CULTURE. Maryse Mulumba, ‘’la peinture m’a sauvée la vie’’

Par Anthony MOUYOUNGUI

2019 restera une année importante dans la carrière de Maryse Mulumba. Une année de prise de conscience et de maturité. ‘’J’ai grandi artistiquement et j’ai surmonté mes peurs. Produire grand me terrifiait car, je n’avais pas confiance en moi. Puis, je me suis lancée et je me suis découverte’’ affirme l’artiste.

Une découverte d’elle-même illustrée par deux grands moments marquants. Le premier, sa participation à l’exposition ‘’Art Shopping’’ au Carrousel du Louvre du 24 au 26 mai 2019, ou elle obtient le Diplôme Révélateur de Talents. Le second, est le tableau ‘’Fertility’’, qui parle du pouvoir de la femme et de la création, qu’elle considère comme son œuvre la plus aboutie depuis ses débuts. ‘’J’ai grandi à travers elle. Après l’avoir terminé, je me suis dit Maryse tu es capable de faire grand et mieux. Fais-toi confiance et sois le plus sincère possible’’ ajoute Maryse Mulumba qui a longtemps manqué de confiance en elle.

Née il y a 27 ans à Evry, dans l’Essonne, des parents originaires de la RDC, Maryse grandit sans figure paternelle, et sa mère tente tant bien que mal de représenter les deux rôles. Elle est cependant consciente des séquelles de cet abandon sur sa mère et le reste de la famille. Plus grande, elle cherche la figure paternelle sans vraiment la trouver. Déception, rejet, mépris et maltraitance psychologique sont au rendez-vous de cette quête intime. Puis, ‘’est arrivé un moment où, j’avais compris que le moyen d’arrêter cette descente en enfers était déjà de me pardonner à moi-même et à mon père aussi’’ explique la jeune peintre. La peinture devient alors une sorte d’exutoire où la jeune fille exprime sa tristesse et son mal être. Le dessin dit-elle « a toujours été mon truc. Depuis la maternelle, les animatrices me disaient déjà que j’étais douée. Je dessinais partout à longueur de journée et cela dans dire un mot. J’étais dans ma petite bulle. » informe Maryse qui à cette époque dessinait déjà les vêtements et les chaussures. « A l’adolescence, j’ai abandonné le dessin pour plusieurs raisons car je me suis mise à fréquenter des mauvaises personnes. Si pendant longtemps, le dessin m’a toujours apaisée, j’ai néanmoins rejeté ce talent par le manque de confiance en moi, de communication et les mauvaises fréquentations…Toutes ces choses ont retardé mon entrée dans le monde de l’art’’ révèle la jeune femme. A force de travail et de persévérance, Maryse, qui n’a pas fait une seule école d’Art, parvient à exposer ses œuvres. Le baptême de feu a lieu à la Galerie Artcad à Suresnes (92) en 2018. Maryse Mulumba était alors ‘’très excitée, heureuse et merveilleusement surprise’’. Elle avait reçu des critiques positives de la part du public. La belle aventure s’est poursuivie en 2019 avec les expositions au Carrousel du Louvres, au Gala Ashanti en octobre et lors du Beloved Motherland à La Bellevilloise en décembre. Même si elle est très contente d’elle, elle estime que ce n’est pas encore fini et espère faire mieux pour les prochaines expositions.
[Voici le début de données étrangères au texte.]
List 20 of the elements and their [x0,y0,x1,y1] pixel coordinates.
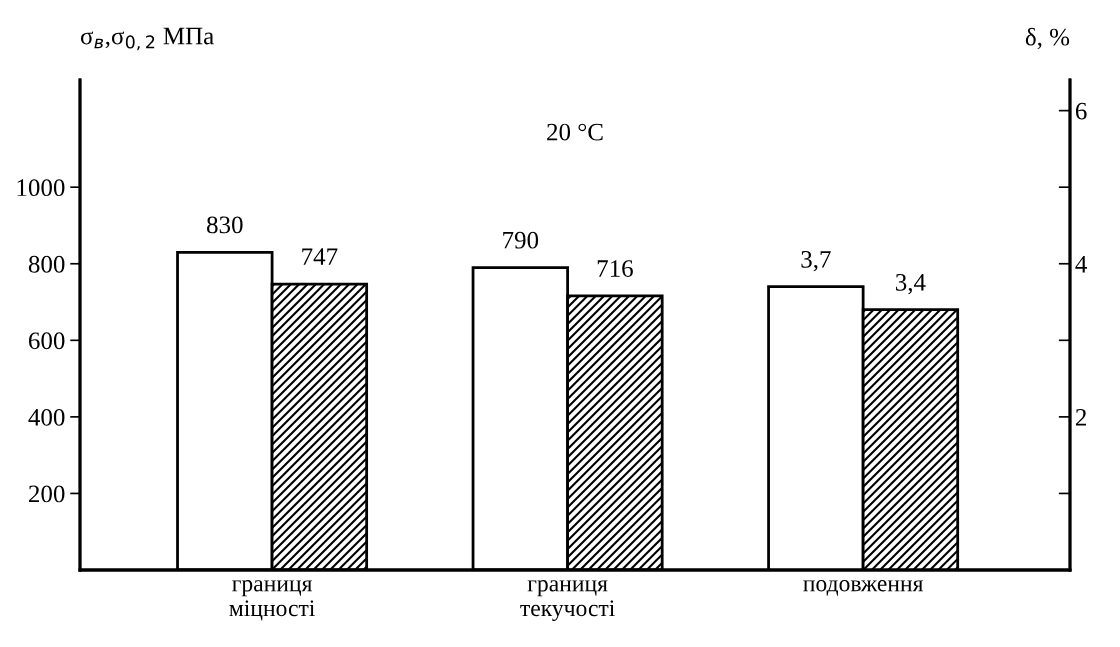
x-tick-label: границя текучості [520,580,615,622]
data-label: 747 [302,248,338,265]
data-label: 830 [207,216,243,234]
y2-tick-label: 6 [1075,102,1087,120]
y2-tick-label: 4 [1075,255,1087,273]
y2-axis-title: δ, % [1025,27,1070,50]
y-tick-label: 800 [28,255,65,273]
data-label: 3,4 [895,273,926,295]
y-tick-label: 1000 [17,179,65,197]
y-axis-title: σ$_{в}$,σ$_{0,2}$ МПа [80,27,214,51]
data-label: 716 [597,260,633,277]
data-label: 3,7 [801,250,831,272]
text: 20 °C [547,123,603,141]
x-tick-label: подовження [803,580,924,596]
data-label: 790 [503,231,539,249]
y-tick-label: 400 [28,408,65,426]
y-tick-label: 600 [28,332,65,350]
y-tick-label: 200 [29,485,65,503]
x-tick-label: границя міцності [229,580,315,621]
y2-tick-label: 2 [1075,408,1086,426]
En ce début de nouvelle décennie, Maryse Mulumba est une jeune femme épanouie. La tristesse est loin derrière et son regard résolument tourné vers l’avenir. Un avenir qui passe par la confirmation de ce que 2019 a laissé entrevoir et un retour aux sources. ‘’Je suis née en France, mais je ne me suis jamais réellement sentie à ma place. J’ai besoin de comprendre de savoir qui je suis réellement. J’aime la France malgré ses défauts. J’ai grandi et tout appris dans ce pays. Même si, en moi, j’ai la très forte envie de retourner au pays’’ explique Maryse qui souhaite de plus en plus rentrer au bercail (RDC) en espérant y apporter son aide. ‘’Je voudrais aider à créer des organismes au pays pour les femmes et les enfants de la rue. Les aider à travers des ateliers d’art et de peinture car, la peinture est thérapeutique. Elle aide à extérioriser de nombreux sentiments et questionnement ou même les frustrations.’’ conclut Maryse Mulumba qui avoue devoir son épanouissement à la peinture.

En 2020, son envole est freiné par la pandémie qui secoue le monde. Le double confinement ne l’a pas empêché de créer et d’exposer notamment sur les réseaux sociaux. ‘’J’essaie de mettre de la joie et voir les choses sous un angle différent’’ conclut l’artiste.